As ações da Petrobras (PETR3 e PETR4) foram as grandes protagonistas negativas do dia. Com o barril de Brent recuando 3,81% e fechando em US$ 73,87 em Londres, as ordinárias da estatal caíram 2,68% e as preferenciais, 2,64%. A desvalorização no setor de energia, que representa cerca de 12% da carteira do Ibovespa, teve um impacto significativo sobre o índice.
Quem acompanha o setor de petróleo há algum tempo sabe que essa volatilidade, muitas vezes ligada a tensões geopolíticas e mudanças na dinâmica de oferta, pode gerar grandes impactos em empresas produtoras. Lembro de 2022, quando um conflito súbito abalou o mercado de forma semelhante, derrubando empresas do setor em questão de dias. O padrão se repete, mas os gatilhos mudam.
A Vale (VALE3) também contribuiu para o tom negativo, com uma queda de 2,08%, mesmo com o minério de ferro apresentando sinais de alta. Essa discrepância, segundo analistas ouvidos pelo The Brazil News, reflete a preocupação do mercado com questões de governança interna e a disputa pela presidência do conselho da mineradora, que geram incertezas sobre os rumos da companhia.

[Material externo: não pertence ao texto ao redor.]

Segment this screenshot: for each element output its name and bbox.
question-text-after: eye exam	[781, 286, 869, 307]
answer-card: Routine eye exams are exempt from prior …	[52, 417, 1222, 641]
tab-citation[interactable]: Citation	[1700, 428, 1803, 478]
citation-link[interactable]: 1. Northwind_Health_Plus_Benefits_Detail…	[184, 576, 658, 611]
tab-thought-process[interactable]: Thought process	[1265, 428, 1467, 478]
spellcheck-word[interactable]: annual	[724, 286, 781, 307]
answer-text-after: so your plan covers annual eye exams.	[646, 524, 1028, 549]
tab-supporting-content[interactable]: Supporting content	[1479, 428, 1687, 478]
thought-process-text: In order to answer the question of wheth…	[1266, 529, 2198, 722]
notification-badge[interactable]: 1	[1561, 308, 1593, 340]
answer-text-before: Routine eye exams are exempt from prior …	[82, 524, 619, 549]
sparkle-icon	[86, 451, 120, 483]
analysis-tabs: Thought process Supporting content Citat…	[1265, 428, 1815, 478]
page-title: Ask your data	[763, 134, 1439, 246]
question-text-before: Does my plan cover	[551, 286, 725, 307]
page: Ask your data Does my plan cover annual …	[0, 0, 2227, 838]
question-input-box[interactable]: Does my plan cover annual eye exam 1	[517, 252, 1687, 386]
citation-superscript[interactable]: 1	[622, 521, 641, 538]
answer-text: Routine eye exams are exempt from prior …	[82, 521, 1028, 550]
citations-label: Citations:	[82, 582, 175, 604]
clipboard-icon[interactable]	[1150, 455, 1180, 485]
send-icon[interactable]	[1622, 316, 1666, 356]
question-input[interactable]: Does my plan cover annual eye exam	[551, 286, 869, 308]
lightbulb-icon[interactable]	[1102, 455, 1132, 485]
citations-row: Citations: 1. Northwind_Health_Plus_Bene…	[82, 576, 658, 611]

No cenário doméstico, a expectativa paira sobre o Relatório de Política Monetária (RPM) que o Banco Central divulgará nesta quinta-feira (25). Investidores buscam sinais sobre a trajetória futura da inflação e os próximos passos da política monetária. A prévia da inflação, o IPCA-15 de junho, também será divulgado amanhã, e as expectativas apontam para números ainda pressionados.
Enquanto a bolsa sofria, o dólar à vista fez o caminho contrário, fechando em alta de 0,28% a R$ 5,2020. A moeda americana ganhou força ante o real impulsionada pela terceira queda consecutiva do petróleo Brent e por um cenário internacional que aponta para um Federal Reserve (Fed, o banco central dos EUA) mais agressivo na condução de sua política monetária. O índice DXY, que compara o dólar a seis moedas globais, atingiu seu maior nível desde maio de 2025, operando em alta de 0,19%.
Na minha leitura, o dólar voltando para a casa dos R$ 5,20 é um sinal claro de que a percepção de risco global ainda predomina. A incerteza em relação às decisões do Fed e o fantasma de uma inflação persistente nos EUA tendem a manter a moeda forte no curto prazo. O cenário geopolítico no Oriente Médio, com a normalização do fluxo no Estreito de Ormuz, parece ter aliviado momentaneamente a pressão sobre o petróleo, mas a cautela global se mantém.
Entre as maiores quedas do Ibovespa, além de Petrobras e Vale, destacaram-se CSN (CSNA3) com -3,98%, Azzas (AZZA3) com -3,93% e MBRF (MBRF3) com -3,93%. No campo positivo, que destoou do tom geral, o destaque foi Cemig (CEAB3), com uma alta expressiva de 6,42%, seguida por Hypera (HYPE3) com 1,77% e Cyrela (CYRE3) com +1,67%. Em nossa cobertura editorial, já havíamos sinalizado a importância do setor de energia para a performance do índice em cenários de volatilidade, como visto em matérias anteriores sobre o setor de óleo e gás.
A performance das ações de Petrobras, que hoje registraram uma queda de 2,08% em nosso sistema interno, apesar de o fechamento oficial ter sido diferente, evidencia a sensibilidade do papel às variações do preço do petróleo. A companhia, que tem um P/L de 4.7 e um dividend yield de 7.60%, segue sendo um termômetro importante para o desempenho de commodities na B3.
Disclaimer: Este artigo tem fins informativos e não constitui recomendação de investimento. Cada investidor deve realizar sua própria análise e consultar um profissional qualificado antes de tomar qualquer decisão.